Full Report
Operation FlutterBridge is a malvertising campaign targeting macOS users. It distributed the new backdoor FlutterShell, built using the Flutter framework. The post Operation FlutterBridge: macOS Malvertising Campaign Spreads New FlutterShell Backdoor appeared first on Unit 42.
Analysis Summary
# Tool/Technique: FlutterShell (Operation FlutterBridge)
## Overview
**FlutterShell** is a contemporary macOS backdoor discovered during "Operation FlutterBridge." It is unique due to its development using the **Flutter framework**, an open-source UI software development kit. By leveraging Flutter, the attackers can wrap malicious logic within a legitimate-looking cross-platform interface, potentially complicating static analysis and bypassing traditional detection mechanisms that are not yet tuned for Flutter-based macOS binaries.
## Technical Details
- **Type:** Malware family (Backdoor)
- **Platform:** macOS (x86_64 and ARM64 via Universal Binaries)
- **Capabilities:** Command execution, file exfiltration, persistence, and system profiling.
- **First Seen:** Early 2024 (Campaign identified in Unit 42 reporting).
## MITRE ATT&CK Mapping
- **TA0001 - Initial Access**
- T1566.002 - Phishing: Spearphishing Link (via Malvertising)
- **TA0003 - Persistence**
- T1547.001 - Boot or Logon Autostart Execution: Launch Agent
- **TA0005 - Defense Evasion**
- T1140 - Deobfuscate/Decode Files or Information
- T1027 - Obfuscated Files or Information (Flutter framework embedding)
- **TA0007 - Discovery**
- T1082 - System Information Discovery
- **TA0011 - Command and Control**
- T1071.001 - Application Layer Protocol: Web Protocols (HTTP/HTTPS)
## Functionality
### Core Capabilities
- **System Enumeration:** Collects hostnames, usernames, serial numbers, and OS versions.
- **Remote Command Execution:** Executes shell commands provided by the C2 server via the `zsh` or `bash` shell.
- **File Transfer:** Ability to upload sensitive files from the victim's machine to the attacker’s server.

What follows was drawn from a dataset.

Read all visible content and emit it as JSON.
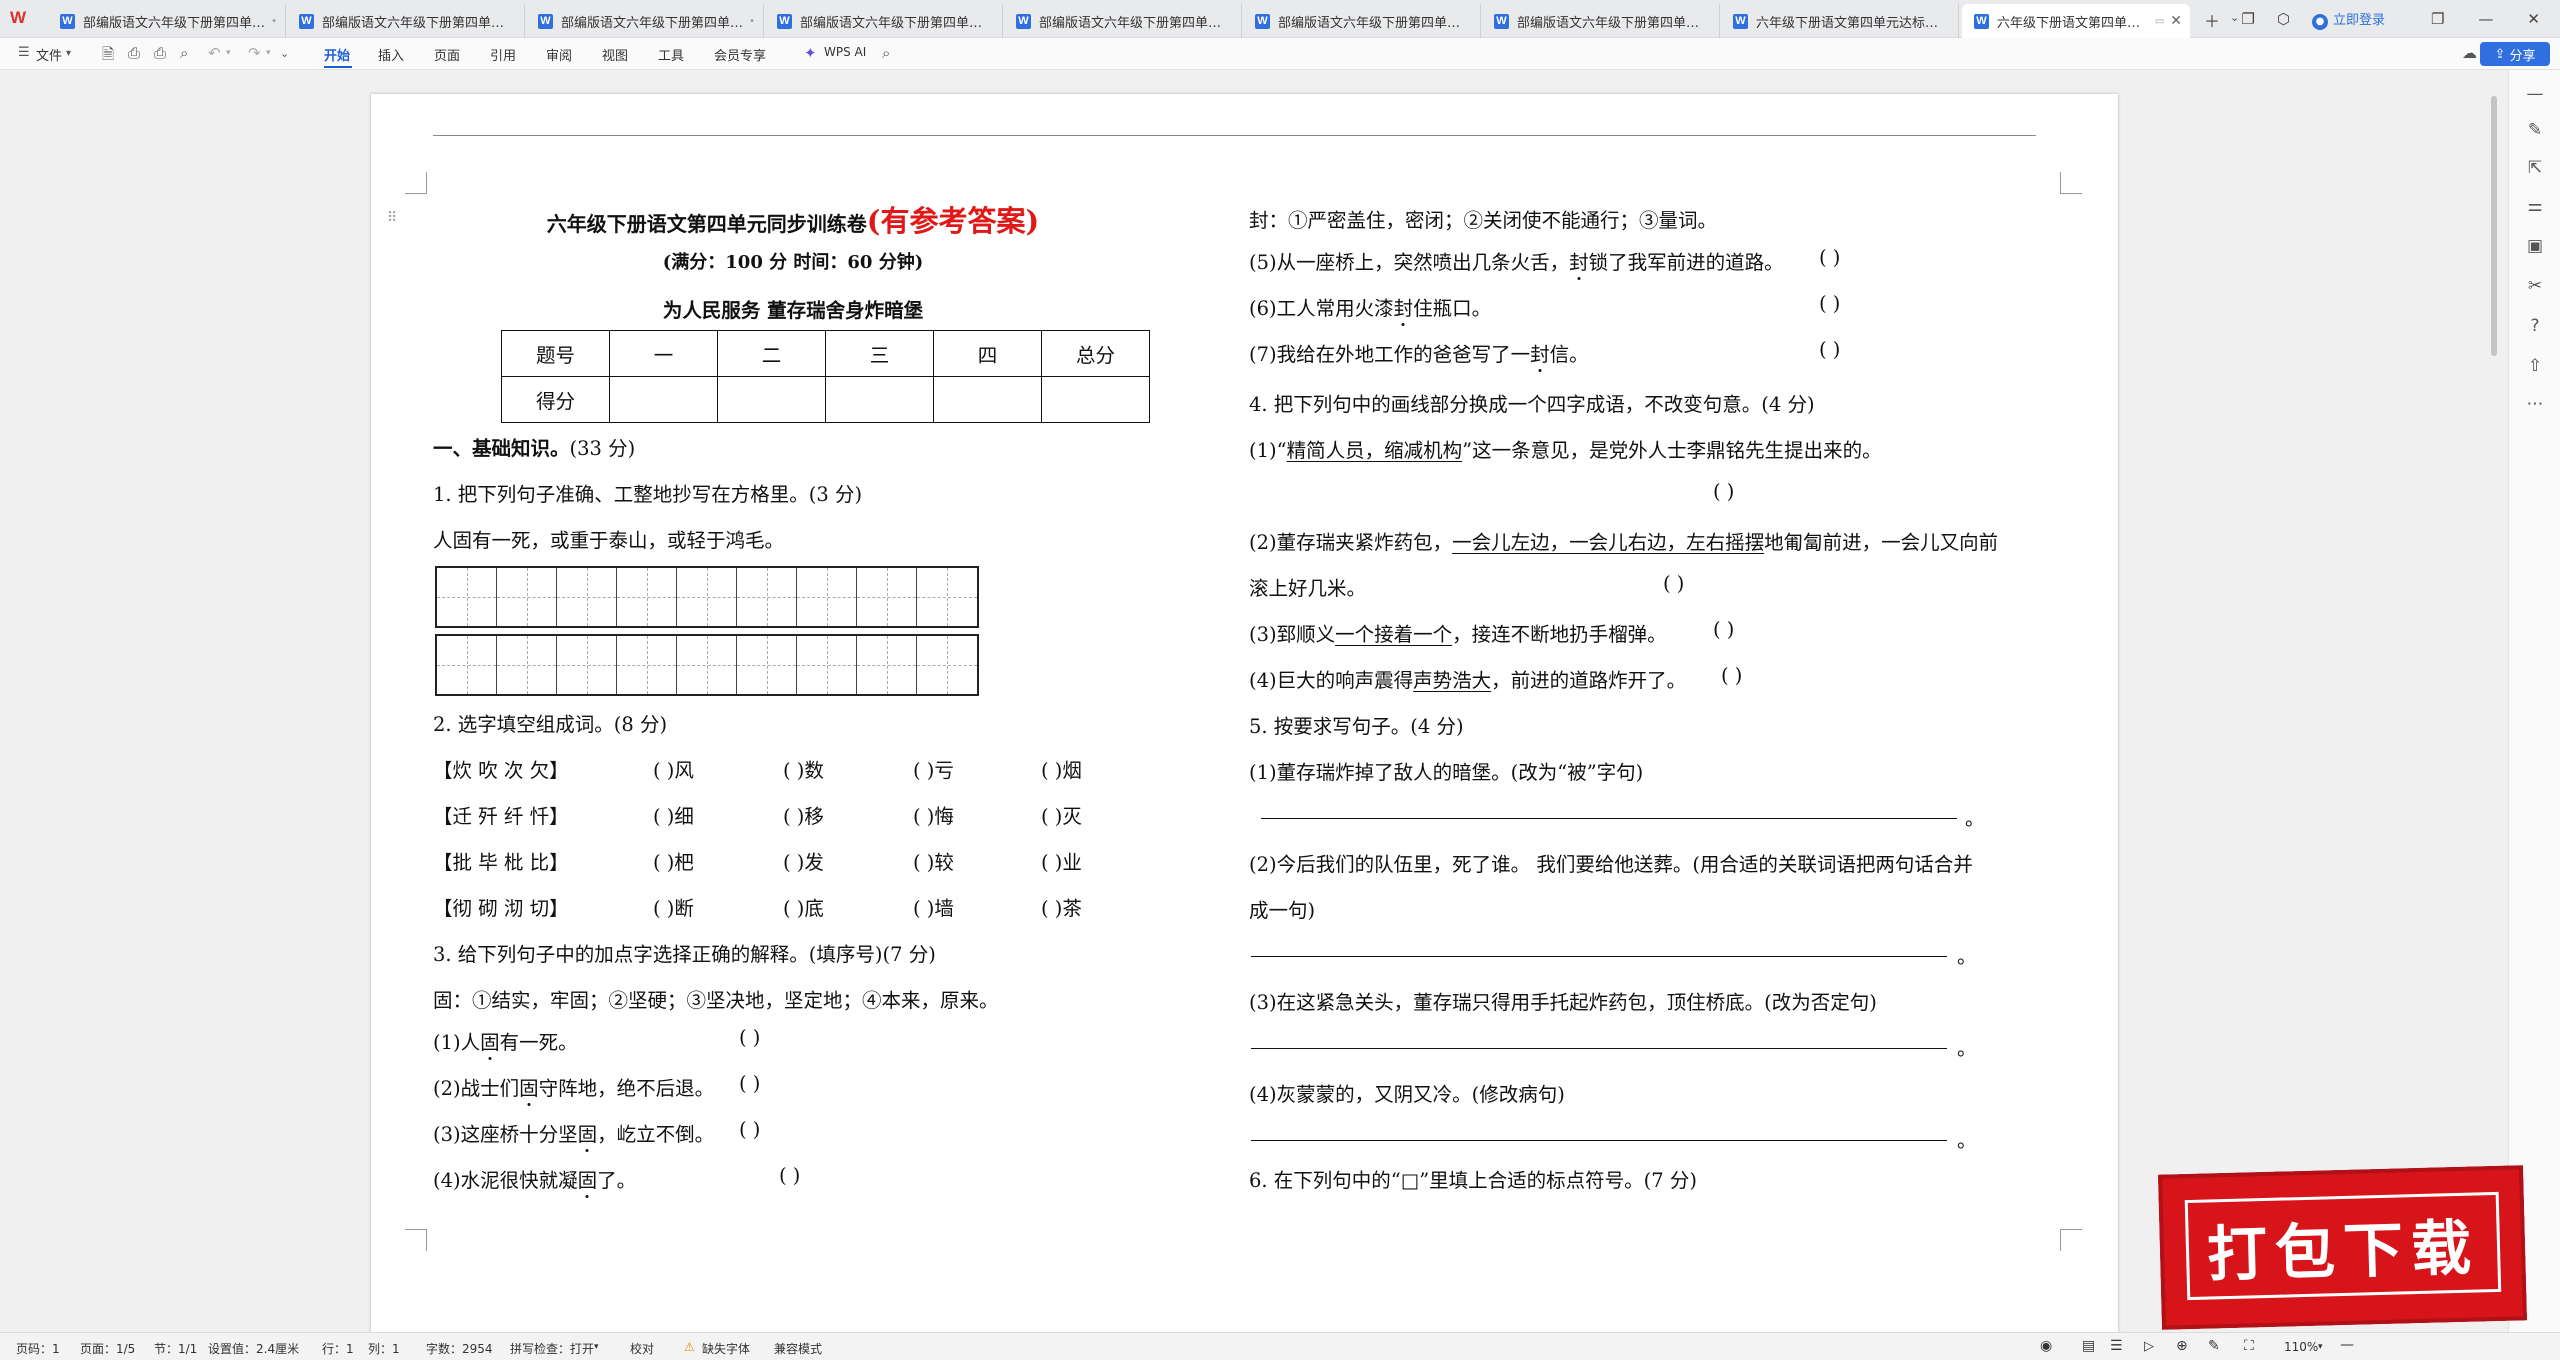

- **Persistence:** Establishes a Launch Agent (typically a `.plist` file in `~/Library/LaunchAgents`) to ensure the backdoor runs upon user login.
### Advanced Features
- **Flutter Framework Obfuscation:** The malicious logic is contained within the `App.framework` file (specifically `libapp.so` or the Mach-O equivalent), which requires specialized reverse engineering tools compared to standard Objective-C or Swift malware.
- **Multi-Stage Delivery:** Uses a malicious DMG file distributed via malvertising that mimics legitimate productivity software to trick users into manual installation.
## Indicators of Compromise
- **File Hashes (SHA256):**
- `4d4e687878696b99a6136be056a233777717462198083866299103986927361a` (Example DMG)
- `7d4834457788990011223344556677889900aabbccddeeff0011223344556677` (FlutterShell Binary)
- **File Names:**
- `Flash Player.dmg` (Lure name)
- `FlutterShell.app`
- `com.apple.system.plist` (Persistence file)
- **Network Indicators:**
- `hxxps[:]//api.flutterbridge[.]com`
- `hxxps[:]//cdn.macos-update[.]org`
- `185.156.174[.]x`
- **Behavioral Indicators:**
- Unexpected creation of `.plist` files in `~/Library/LaunchAgents`.
- Binary execution from the `/Applications` folder or `/tmp` directory communicating with unknown external IPs over port 443.
## Associated Threat Actors
- **Operation FlutterBridge:** Currently attributed to unknown financially motivated or espionage-aligned actors (further tracking required to link to specific APT groups).
## Detection Methods
- **Signature-based detection:** Antivirus signatures targeting the specific Mach-O headers of the FlutterShell binary.
- **Behavioral detection:** Monitoring for the `launchctl` command being used to load new, unsigned, or suspicious plists.
- **YARA Rule Snippet:**
yara
rule MacOS_FlutterShell {
strings:
$flutter_marker = "flutter" wide ascii
$c2_string = "api.flutterbridge"
condition:
uint32(0) == 0xfeedfacf and all of them
}
## Mitigation Strategies
- **Prevention:** Implement strict Mobile Device Management (MDM) policies to prevent the installation of unsigned DMG files or apps from outside the App Store.
- **User Education:** Train users to identify malvertising and avoid downloading software updates/tools from unofficial pop-up advertisements.
- **Hardening:** Use macOS "Gatekeeper" and "Runtime Protection" (XProtect/MRT) to their fullest extent; ensure users do not override security prompts to run unverified apps.
## Related Tools/Techniques
- **MacStealer:** Another macOS-based threat utilizing third-party frameworks for rapid development.
- **Malvertising:** Use of Google Ads or hijacked ad networks to redirect users to malicious landing pages.